Kymeta Corporation is on a roll. The Redmond, Washington-based company just finished a project with the Greenville, South Carolina, police department featuring its satellite-connected car during the eclipse, and now it’s announcing that it has received blanket authorization from the FCC for commercial distribution of 11,000 of its KyWay terminals in the United States.
The FCC’s blanket license will allow Kymeta to operate 5,000 vehicle-mounted Earth stations (VMEs), 5,000 fixed IoT installations and 1,000 maritime Earth stations on vessels (ESVs).
“This is the first time electronically-steered, beam-forming flat panel antenna terminals have been given blanket authorization by the FCC,” said Nathan Kundtz, CEO and president of Kymeta, in a release. “The satellite spectrum has 5,000 times the capacity of all terrestrial networks, and that means that connected cars, construction sites, vessels, rail, buses, and other traditionally difficult-to-connect industries are now going to have the opportunity for uninterrupted access wherever they are, and wherever they go.”
The company also received authorization from Ofcom to provide service to an unlimited number of vehicle-mounted, shipboard and IoT installations in the United Kingdom. The authorization from a European Conference of Postal and Telecommunications Administrations (CEPT) and Electronic Communications Committee (ECC) member country is an important milestone, the company said. Ofcom’s compliance with ECC decisions regarding ESVs mean that Kymeta installations under this authority are granted free circulation in the 48 CEPT member countries.
“Free circulation in European waters means one less hurdle to overcome in the regulatory approval process,” said Håkan Olsson, vice president of Maritime at Kymeta. “Ofcom and FCC approvals are major milestones as they enable seamless connectivity in the U.S., Caribbean and Europe—the most populated areas for satellite communication.
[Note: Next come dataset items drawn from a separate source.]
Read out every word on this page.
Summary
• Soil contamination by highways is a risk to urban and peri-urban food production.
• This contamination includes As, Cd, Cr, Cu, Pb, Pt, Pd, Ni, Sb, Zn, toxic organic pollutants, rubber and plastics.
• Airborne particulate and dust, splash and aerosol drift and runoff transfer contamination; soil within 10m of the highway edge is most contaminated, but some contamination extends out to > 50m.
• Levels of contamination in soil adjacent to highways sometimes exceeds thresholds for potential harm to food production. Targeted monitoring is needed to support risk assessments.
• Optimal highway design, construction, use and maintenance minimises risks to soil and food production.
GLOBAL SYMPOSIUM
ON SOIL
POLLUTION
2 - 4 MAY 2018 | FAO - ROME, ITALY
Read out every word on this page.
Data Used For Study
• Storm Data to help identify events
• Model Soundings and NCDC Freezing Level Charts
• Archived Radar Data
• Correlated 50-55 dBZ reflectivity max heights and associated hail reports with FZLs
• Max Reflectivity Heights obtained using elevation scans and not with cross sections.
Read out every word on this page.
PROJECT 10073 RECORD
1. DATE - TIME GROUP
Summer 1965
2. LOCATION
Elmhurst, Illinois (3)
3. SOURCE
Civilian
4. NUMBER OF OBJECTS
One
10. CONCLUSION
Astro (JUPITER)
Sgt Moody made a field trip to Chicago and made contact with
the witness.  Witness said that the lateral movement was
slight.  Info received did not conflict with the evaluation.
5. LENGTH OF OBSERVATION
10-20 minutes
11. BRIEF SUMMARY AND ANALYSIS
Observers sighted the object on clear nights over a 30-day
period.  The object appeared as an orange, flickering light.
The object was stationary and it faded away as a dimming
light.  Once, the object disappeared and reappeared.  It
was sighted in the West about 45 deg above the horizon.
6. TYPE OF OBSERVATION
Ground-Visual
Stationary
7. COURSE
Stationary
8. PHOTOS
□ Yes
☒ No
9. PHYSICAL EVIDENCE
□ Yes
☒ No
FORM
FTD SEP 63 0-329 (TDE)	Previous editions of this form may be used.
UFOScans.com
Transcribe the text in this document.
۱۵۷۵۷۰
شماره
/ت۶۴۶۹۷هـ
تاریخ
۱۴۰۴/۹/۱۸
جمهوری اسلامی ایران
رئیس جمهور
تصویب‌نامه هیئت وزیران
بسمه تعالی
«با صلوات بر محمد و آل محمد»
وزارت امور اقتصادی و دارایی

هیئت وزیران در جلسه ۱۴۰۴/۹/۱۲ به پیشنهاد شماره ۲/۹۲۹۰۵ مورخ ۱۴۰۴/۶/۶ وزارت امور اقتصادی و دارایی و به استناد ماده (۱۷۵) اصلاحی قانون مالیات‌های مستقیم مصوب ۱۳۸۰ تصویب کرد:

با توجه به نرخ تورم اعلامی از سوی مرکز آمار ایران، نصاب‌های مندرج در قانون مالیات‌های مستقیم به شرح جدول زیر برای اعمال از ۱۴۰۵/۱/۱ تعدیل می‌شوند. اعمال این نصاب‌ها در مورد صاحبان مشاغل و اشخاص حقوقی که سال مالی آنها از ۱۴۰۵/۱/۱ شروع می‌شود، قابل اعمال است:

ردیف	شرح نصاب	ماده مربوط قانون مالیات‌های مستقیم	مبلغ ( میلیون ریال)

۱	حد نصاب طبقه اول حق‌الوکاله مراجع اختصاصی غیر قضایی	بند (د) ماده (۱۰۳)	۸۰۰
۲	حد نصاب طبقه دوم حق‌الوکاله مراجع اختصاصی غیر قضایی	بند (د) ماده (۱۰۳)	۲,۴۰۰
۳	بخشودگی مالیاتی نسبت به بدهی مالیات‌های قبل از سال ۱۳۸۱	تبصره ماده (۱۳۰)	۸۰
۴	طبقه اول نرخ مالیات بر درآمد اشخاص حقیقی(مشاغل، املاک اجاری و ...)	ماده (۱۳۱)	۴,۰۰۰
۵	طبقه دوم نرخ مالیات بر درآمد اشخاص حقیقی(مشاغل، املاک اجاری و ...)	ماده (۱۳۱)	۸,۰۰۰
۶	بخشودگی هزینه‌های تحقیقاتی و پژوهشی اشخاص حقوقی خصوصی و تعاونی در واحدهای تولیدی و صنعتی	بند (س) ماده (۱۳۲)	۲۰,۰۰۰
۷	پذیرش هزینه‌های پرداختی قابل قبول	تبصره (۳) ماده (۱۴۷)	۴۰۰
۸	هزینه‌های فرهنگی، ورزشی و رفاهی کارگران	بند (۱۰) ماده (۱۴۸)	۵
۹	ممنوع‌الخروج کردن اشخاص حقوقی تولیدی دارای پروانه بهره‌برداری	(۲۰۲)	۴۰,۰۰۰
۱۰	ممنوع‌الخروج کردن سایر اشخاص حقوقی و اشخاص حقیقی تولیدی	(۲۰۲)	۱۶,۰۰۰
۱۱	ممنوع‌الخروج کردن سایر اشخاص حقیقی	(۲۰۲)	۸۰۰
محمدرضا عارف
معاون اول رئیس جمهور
We expect regulatory bodies for the rest of the world to follow suit shortly.”
Kymeta, which was named a FierceWireless 15 company last year, says its antenna is like a pizza box that delivers connectivity. Users just need to take it outside, turn it on and they’re connected.
“It’s the magic pizza box that delivers the internet, and these approvals are helping us to deliver on our promise of global, mobile communication,” Kundtz said.
The company’s mTenna uses software-driven, tunable metamaterial elements to holographically create a beam that can be electronically steered to follow a satellite, meaning it can stay connected even while moving. The enterprise and commercial applications are centered on providing steady Wi-Fi networks for planes, trains, tractors, cars and boats, which can all benefit from satellite connectivity.
The company’s already finding success in the maritime industry. Earlier this year, Kymeta received special temporary authority (STA) to test and demonstrate its antenna technology on a U.S.-flagged container ship traveling between Seattle and Oakland, California. The purpose of that test was to show that the Kymeta beam-steering technology and antenna mounted on a mobile platform could track and transmit to a fixed satellite.